Re: Library science of indexing

Judith E. Grass (jgrass@CNRI.Reston.VA.US)
Fri, 02 Sep 1994 09:21:18 -0400


At 3:04 PM 9/1/94 +0200, Paul Everitt wrote:

>I have spent a lot of time with IAFA templates, ALIWEB, and now Harvest.
>What I am looking for now is just plain experiences -- how should I
>approach the "taxonomy" of this? What "library science" issues should I
>investigate (ISBN numbers, etc.)? Where can I go for more info?

For an idea just how difficult this issue is (and for a pretty
fair discussion of its 5,000+ year history) may I recommend:

Tom McArthur,
"Worlds of Reference: lexicography, learning and language from the
clay tablets to the computer"
Cambridge University Press, Cambridge,
Hardback 1986: ISBN 0.521 30637 X
Paperback 1988: ISBN 0 521 31403 8

This is probably out of print, but worth a trip to the library to find.
In short, classifying all human knowledge is a very difficult task
and one that human beings have participated in since the beginning of human
history. The systems that arise are deeply culturally conditioned,
impermanent, and context sensitive. You can easily spend a lifetime
(or two or three) working at this problem.

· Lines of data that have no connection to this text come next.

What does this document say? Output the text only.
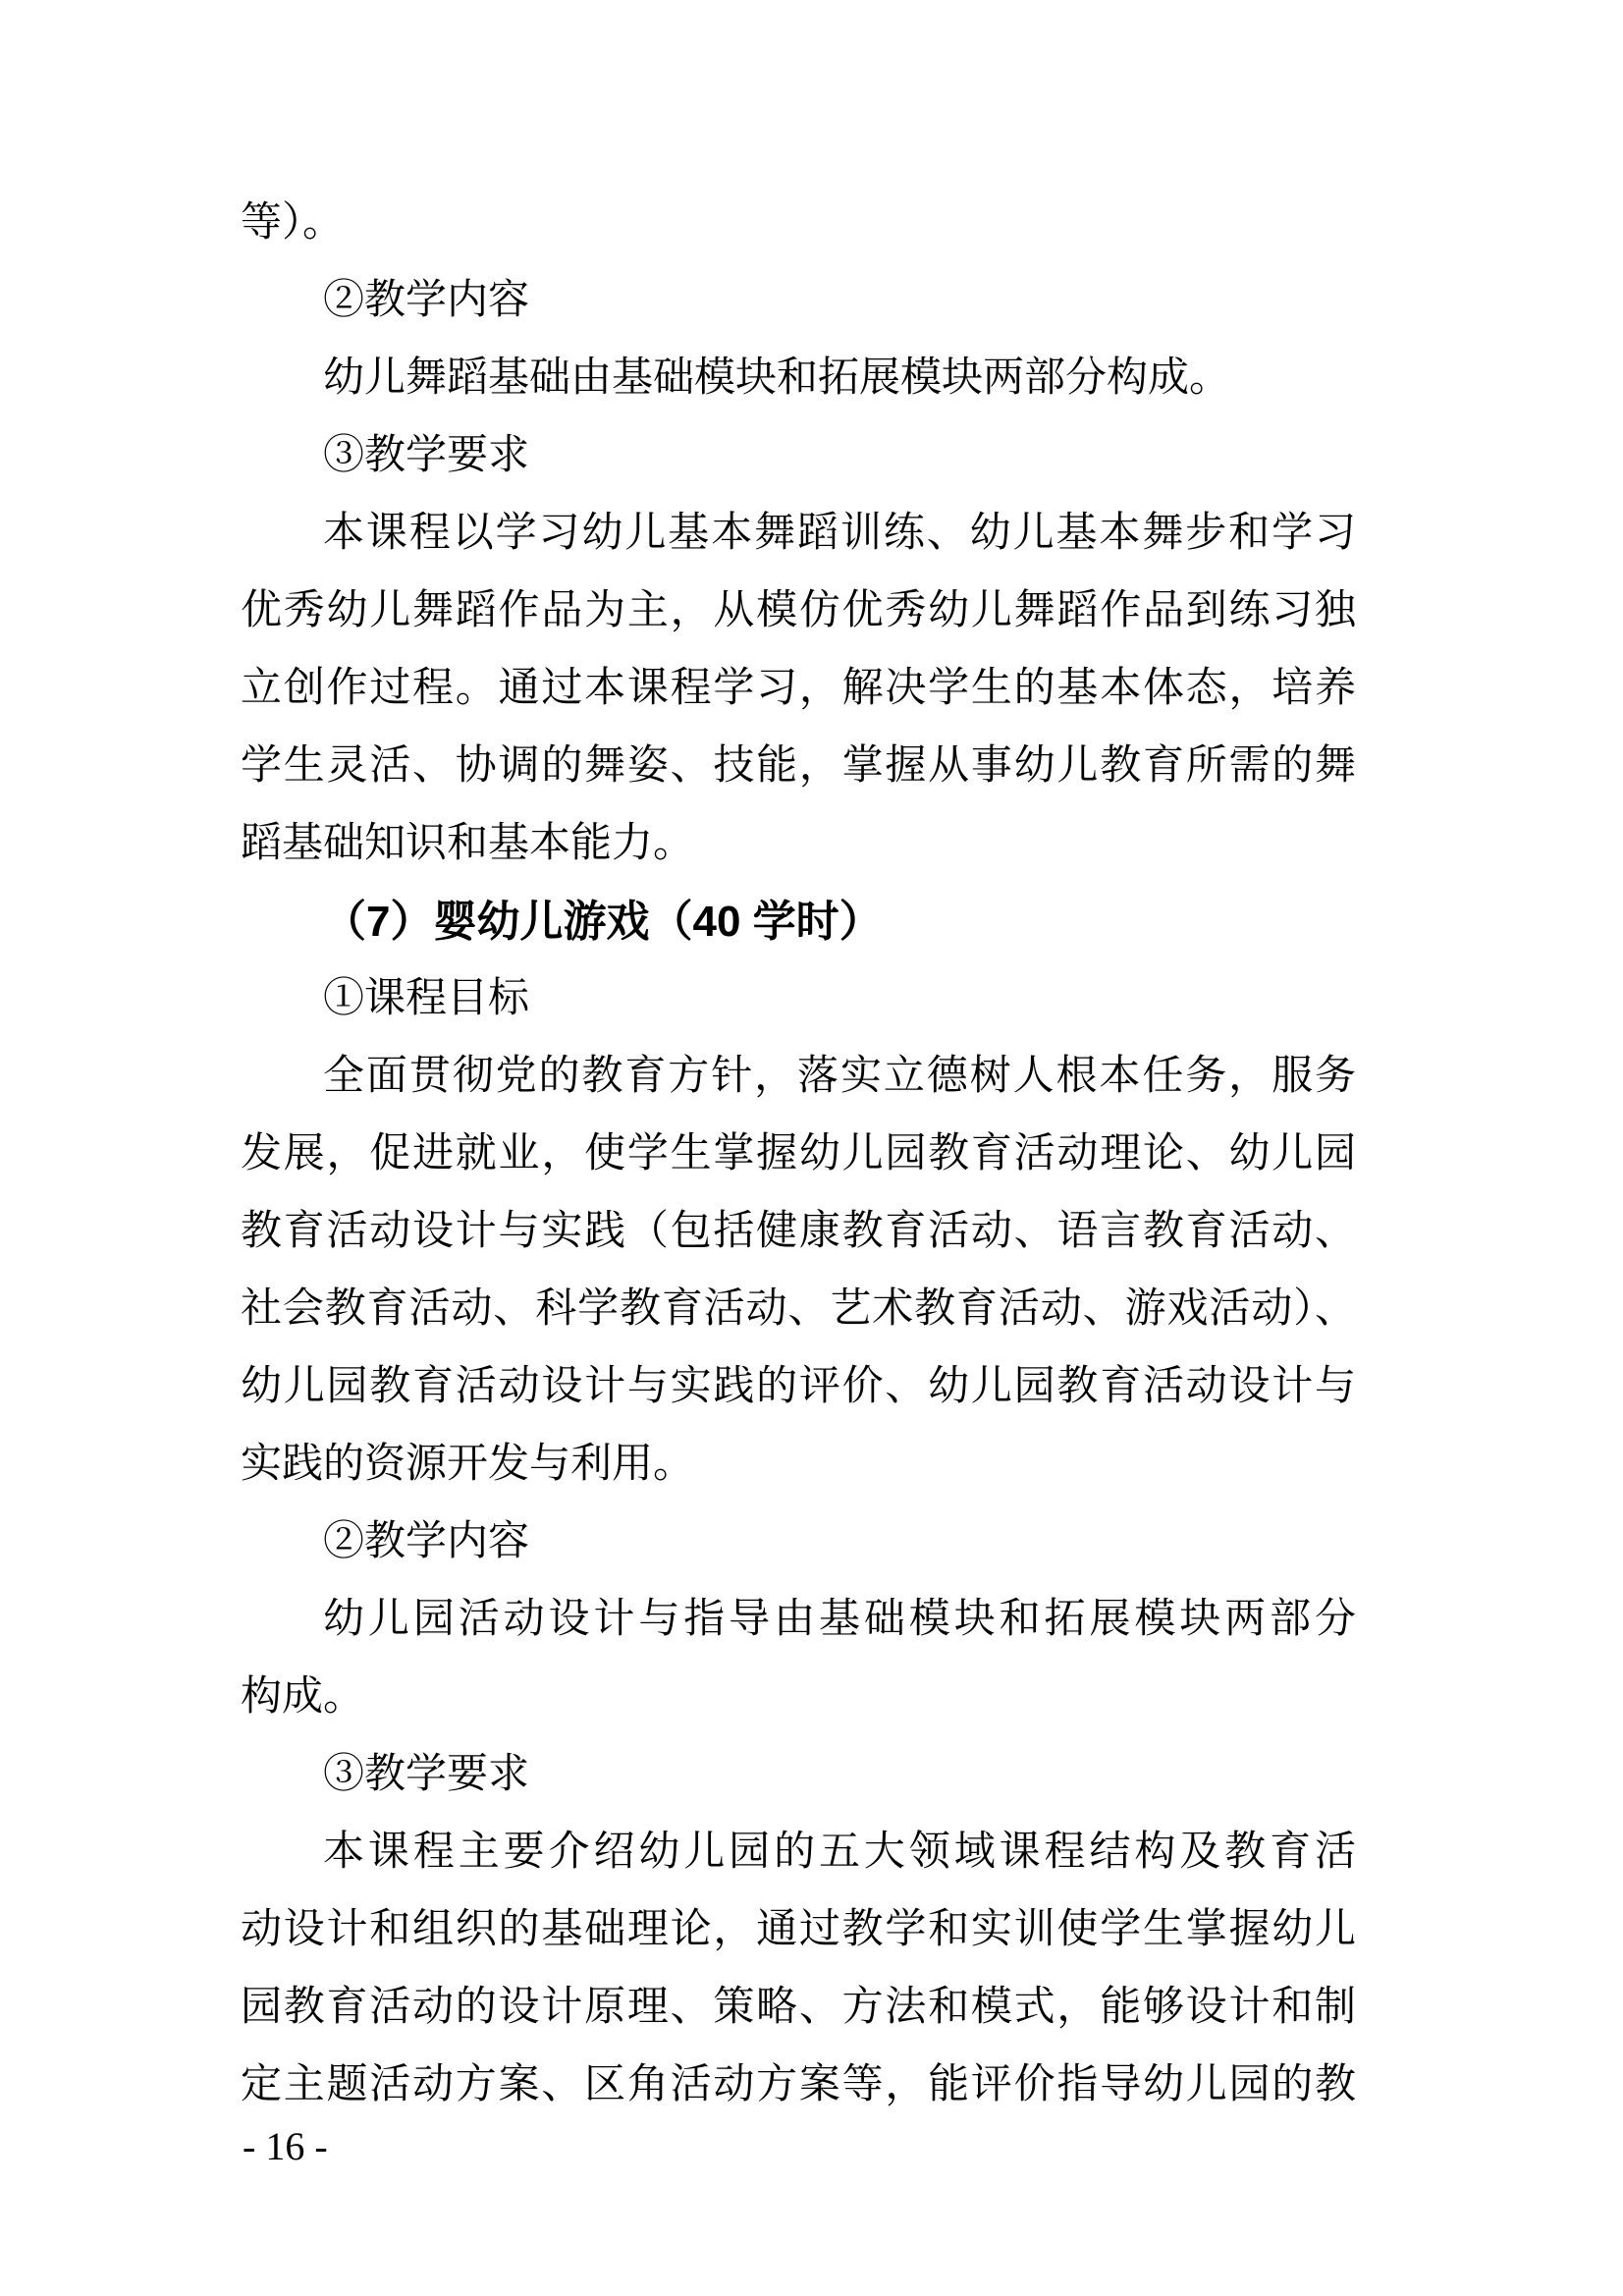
等）。
②教学内容
幼儿舞蹈基础由基础模块和拓展模块两部分构成。
③教学要求
本课程以学习幼儿基本舞蹈训练、幼儿基本舞步和学习
优秀幼儿舞蹈作品为主，从模仿优秀幼儿舞蹈作品到练习独
立创作过程。通过本课程学习，解决学生的基本体态，培养
学生灵活、协调的舞姿、技能，掌握从事幼儿教育所需的舞
蹈基础知识和基本能力。
（7）婴幼儿游戏（40 学时）
①课程目标
全面贯彻党的教育方针，落实立德树人根本任务，服务
发展，促进就业，使学生掌握幼儿园教育活动理论、幼儿园
教育活动设计与实践（包括健康教育活动、语言教育活动、
社会教育活动、科学教育活动、艺术教育活动、游戏活动）、
幼儿园教育活动设计与实践的评价、幼儿园教育活动设计与
实践的资源开发与利用。
②教学内容
幼儿园活动设计与指导由基础模块和拓展模块两部分
构成。
③教学要求
本课程主要介绍幼儿园的五大领域课程结构及教育活
动设计和组织的基础理论，通过教学和实训使学生掌握幼儿
园教育活动的设计原理、策略、方法和模式，能够设计和制
定主题活动方案、区角活动方案等，能评价指导幼儿园的教
- 16 -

A good starting place might be a long discussion with some librarians,
maybe especially whoever directs the cataloging in a large university
library (or maybe someone on the library science faculty)?
There are books that lay out the classification systems used by the Library of
Congress and by various other cataloging schemes (Dewey Decimal, and The ACM
Computing Reviews abstracts has one of its own). A good reference
librarian could point you to some of these.